La ciencia griega tenía un defecto fatal: no incluía ningún mecanismo para imponer un consenso. Para los griegos, las comprobaciones experimentales de las conclusiones científicas no eran más relevantes que las comprobaciones experimentales de ideas políticas o estéticas. Las opiniones contrapuestas podían debatirse indefinidamente.
Se cuenta que cuando le explicaron el sistema Ptolemaico, el rey Alfonso X de Castilla dijo: Si Dios Todopoderoso me hubiera consultado antes de embarcarse en la Creación, le habría recomendado algo más simple.
El argumento era la simplicidad. La Tierra estaba “obviamente” quieta. Nadie notaba el movimiento. Si la Tierra se desplazaba y caía una piedra, ¿no quedaría atrás? Por otro lado, el sistema copernicano contradecía la Biblia, y dudar de ella ponía en peligro la salvación.
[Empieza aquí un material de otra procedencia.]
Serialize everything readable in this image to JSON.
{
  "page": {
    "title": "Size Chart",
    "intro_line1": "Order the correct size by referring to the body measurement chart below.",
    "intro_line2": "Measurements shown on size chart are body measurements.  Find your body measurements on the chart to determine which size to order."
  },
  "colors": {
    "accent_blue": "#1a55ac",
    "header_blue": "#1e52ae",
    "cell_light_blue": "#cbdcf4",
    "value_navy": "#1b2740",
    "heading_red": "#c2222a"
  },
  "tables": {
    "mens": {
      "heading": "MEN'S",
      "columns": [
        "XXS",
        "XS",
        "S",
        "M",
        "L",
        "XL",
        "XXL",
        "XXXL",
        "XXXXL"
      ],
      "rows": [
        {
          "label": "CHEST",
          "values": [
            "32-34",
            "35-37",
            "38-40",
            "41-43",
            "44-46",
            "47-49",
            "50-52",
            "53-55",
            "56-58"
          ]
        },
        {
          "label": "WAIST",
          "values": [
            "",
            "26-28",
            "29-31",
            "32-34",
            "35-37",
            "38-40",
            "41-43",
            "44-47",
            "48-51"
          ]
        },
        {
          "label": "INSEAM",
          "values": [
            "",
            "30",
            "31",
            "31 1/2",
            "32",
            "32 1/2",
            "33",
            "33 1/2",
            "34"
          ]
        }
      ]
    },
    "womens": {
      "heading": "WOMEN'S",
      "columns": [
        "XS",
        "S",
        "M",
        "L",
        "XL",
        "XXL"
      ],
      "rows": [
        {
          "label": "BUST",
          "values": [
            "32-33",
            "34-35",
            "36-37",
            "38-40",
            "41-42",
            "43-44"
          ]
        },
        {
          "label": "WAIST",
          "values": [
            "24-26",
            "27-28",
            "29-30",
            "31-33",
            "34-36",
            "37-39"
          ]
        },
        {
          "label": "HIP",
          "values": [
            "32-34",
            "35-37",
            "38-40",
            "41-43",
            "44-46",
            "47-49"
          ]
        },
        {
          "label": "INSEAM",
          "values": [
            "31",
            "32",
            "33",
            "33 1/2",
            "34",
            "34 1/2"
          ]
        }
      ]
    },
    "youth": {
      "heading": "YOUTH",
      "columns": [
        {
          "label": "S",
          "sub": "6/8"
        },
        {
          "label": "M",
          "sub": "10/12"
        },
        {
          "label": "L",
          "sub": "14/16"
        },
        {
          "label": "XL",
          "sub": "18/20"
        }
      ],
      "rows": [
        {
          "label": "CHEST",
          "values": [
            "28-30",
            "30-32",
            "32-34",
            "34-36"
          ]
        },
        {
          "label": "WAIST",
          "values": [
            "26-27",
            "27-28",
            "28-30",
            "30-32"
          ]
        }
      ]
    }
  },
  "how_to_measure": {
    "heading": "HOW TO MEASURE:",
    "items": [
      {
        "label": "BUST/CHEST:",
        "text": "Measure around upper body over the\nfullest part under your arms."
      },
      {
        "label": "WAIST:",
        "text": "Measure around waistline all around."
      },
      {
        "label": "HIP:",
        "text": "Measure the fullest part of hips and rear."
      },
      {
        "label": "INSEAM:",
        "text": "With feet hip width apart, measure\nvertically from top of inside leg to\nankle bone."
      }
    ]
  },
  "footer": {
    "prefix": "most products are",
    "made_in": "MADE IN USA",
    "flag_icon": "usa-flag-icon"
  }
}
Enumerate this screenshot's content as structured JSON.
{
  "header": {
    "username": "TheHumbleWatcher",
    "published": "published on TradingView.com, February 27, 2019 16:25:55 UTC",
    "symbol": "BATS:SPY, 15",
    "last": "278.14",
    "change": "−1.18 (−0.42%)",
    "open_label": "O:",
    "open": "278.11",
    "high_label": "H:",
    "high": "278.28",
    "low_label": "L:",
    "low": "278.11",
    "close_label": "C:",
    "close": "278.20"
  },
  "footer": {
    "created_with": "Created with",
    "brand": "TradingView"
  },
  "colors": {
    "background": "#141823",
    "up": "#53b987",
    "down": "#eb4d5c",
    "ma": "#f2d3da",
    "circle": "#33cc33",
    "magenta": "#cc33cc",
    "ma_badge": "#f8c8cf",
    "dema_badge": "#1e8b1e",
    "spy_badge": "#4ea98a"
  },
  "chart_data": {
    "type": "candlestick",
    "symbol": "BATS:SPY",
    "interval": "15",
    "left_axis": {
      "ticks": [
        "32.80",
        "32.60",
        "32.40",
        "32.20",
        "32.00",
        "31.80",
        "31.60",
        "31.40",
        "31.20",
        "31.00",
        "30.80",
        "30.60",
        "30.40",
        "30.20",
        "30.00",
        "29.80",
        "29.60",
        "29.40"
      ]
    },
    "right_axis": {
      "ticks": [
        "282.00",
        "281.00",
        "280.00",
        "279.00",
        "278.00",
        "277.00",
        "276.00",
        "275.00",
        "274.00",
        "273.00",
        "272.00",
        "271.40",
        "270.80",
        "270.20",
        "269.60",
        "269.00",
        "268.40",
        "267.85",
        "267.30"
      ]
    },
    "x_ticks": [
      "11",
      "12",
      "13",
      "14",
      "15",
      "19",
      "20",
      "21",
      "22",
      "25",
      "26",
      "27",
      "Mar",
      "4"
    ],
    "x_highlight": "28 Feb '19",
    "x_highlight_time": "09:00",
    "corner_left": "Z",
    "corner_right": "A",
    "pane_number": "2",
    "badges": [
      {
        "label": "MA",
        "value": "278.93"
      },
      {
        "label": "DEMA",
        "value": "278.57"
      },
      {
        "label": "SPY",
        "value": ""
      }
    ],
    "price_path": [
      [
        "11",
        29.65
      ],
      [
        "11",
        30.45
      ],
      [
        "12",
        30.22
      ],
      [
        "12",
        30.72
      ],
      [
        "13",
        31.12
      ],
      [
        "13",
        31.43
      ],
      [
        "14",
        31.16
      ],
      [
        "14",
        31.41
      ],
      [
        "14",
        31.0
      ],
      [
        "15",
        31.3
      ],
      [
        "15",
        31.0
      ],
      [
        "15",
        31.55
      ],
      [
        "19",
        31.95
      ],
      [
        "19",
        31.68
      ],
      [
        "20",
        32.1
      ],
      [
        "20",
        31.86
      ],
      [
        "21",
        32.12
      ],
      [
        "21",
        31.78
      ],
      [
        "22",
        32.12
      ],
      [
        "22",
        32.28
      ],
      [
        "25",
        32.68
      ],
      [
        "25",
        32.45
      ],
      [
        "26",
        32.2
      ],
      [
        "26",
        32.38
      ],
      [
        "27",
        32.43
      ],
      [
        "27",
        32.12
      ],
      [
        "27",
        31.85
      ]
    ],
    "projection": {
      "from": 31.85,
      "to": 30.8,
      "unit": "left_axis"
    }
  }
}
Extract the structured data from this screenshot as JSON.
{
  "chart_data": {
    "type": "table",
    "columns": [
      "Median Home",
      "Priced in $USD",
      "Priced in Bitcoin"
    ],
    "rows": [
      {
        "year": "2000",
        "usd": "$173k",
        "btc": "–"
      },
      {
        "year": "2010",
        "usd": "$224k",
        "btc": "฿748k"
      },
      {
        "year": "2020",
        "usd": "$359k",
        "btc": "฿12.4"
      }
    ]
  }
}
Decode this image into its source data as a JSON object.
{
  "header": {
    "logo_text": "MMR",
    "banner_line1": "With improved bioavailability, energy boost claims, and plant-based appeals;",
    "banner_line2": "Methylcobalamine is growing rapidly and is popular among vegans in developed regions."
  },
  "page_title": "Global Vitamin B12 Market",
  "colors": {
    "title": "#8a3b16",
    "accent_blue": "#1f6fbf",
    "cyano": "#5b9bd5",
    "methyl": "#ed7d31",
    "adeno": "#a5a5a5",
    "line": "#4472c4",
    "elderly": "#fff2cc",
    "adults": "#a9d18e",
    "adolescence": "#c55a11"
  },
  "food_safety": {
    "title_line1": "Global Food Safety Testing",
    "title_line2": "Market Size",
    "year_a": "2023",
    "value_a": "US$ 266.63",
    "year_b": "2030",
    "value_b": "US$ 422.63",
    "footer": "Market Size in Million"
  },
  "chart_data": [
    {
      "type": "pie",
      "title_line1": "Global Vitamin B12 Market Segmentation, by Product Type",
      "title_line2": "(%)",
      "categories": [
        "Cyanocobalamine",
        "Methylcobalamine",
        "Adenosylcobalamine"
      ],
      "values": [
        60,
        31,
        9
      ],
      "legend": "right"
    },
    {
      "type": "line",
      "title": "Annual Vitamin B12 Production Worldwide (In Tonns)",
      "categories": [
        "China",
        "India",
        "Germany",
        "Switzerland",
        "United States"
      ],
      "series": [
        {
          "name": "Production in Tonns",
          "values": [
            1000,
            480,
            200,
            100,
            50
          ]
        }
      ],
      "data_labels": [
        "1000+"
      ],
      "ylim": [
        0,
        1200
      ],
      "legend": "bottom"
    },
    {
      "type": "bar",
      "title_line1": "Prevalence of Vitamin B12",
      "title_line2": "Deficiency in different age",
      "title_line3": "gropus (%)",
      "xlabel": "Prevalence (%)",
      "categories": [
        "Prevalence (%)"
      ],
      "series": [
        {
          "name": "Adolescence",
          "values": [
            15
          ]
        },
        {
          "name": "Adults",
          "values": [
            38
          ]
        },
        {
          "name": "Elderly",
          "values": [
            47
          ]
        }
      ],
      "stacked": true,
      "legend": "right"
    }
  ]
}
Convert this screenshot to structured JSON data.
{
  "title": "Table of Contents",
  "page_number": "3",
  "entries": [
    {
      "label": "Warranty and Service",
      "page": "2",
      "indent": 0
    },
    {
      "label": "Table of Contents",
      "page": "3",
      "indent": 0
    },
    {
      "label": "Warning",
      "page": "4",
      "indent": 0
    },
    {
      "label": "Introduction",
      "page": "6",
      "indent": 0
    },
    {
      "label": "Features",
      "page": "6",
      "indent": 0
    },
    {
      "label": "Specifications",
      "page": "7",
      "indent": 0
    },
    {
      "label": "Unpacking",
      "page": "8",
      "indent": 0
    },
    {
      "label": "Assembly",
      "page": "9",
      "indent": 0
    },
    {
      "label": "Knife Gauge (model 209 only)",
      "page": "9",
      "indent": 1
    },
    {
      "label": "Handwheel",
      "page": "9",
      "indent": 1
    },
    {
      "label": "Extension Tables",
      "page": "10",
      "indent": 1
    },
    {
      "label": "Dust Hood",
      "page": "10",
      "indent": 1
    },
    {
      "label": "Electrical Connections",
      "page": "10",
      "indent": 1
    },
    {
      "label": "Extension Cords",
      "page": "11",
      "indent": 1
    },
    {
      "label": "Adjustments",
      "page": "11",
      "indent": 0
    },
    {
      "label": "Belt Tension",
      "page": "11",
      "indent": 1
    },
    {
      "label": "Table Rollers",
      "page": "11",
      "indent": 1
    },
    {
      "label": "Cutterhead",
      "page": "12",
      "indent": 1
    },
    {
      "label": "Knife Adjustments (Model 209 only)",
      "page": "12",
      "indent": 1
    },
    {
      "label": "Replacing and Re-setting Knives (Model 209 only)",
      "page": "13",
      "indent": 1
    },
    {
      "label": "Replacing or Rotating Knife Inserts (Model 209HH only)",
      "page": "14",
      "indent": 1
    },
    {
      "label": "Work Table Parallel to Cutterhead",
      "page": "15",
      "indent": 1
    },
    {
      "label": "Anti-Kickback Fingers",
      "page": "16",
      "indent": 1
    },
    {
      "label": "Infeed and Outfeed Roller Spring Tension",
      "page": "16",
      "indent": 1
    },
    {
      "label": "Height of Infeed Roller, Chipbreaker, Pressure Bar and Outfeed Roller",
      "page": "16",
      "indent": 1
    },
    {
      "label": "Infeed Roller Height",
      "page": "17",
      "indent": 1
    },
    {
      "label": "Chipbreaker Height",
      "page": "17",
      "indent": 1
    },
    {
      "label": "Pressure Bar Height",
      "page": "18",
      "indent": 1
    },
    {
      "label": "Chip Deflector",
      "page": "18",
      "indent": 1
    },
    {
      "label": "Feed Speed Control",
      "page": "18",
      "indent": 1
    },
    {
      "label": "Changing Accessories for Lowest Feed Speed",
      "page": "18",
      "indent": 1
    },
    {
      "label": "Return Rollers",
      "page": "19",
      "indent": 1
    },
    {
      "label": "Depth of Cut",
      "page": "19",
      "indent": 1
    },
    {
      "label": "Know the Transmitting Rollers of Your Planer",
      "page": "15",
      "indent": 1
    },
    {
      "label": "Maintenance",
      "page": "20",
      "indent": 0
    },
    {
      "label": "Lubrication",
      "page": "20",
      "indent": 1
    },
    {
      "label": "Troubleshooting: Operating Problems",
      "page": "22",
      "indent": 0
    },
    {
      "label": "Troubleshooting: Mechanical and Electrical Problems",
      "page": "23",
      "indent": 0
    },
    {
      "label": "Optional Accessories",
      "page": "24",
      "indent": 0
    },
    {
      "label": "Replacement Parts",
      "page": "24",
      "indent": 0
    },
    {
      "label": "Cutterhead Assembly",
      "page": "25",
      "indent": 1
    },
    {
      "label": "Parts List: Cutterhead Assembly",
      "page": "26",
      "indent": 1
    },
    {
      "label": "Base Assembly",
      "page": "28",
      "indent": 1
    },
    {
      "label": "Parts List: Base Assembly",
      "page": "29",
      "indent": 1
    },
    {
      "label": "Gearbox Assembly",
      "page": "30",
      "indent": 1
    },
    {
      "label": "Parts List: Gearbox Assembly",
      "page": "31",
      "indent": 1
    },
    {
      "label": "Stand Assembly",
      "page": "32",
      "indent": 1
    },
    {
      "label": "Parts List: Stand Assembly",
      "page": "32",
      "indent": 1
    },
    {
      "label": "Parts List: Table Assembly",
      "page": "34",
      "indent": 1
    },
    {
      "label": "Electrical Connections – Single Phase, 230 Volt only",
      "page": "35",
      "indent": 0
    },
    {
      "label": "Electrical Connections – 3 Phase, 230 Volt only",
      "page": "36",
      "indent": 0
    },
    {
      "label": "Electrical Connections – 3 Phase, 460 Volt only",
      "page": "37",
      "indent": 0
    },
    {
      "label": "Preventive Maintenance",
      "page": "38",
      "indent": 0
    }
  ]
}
Fue Galileo quien introdujo la idea de que el único criterio para el juicio científico es la evidencia experimental. A partir de ahí fue cuando la ciencia empezó a progresar. Para ganarse la calificación de ciencia fiable, una teoría debe tener muchas de sus predicciones confirmadas, sin un solo tropiezo. Esta exigencia es muy severa: una sola predicción fallida obliga a modificar o abandonar la teoría.
Pero esta exigencia se vuelve contra nosotros, pues estamos obligados a aceptarla aunque ente en conflicto con las intuiciones. Y ese es el caso de la teoría cuántica.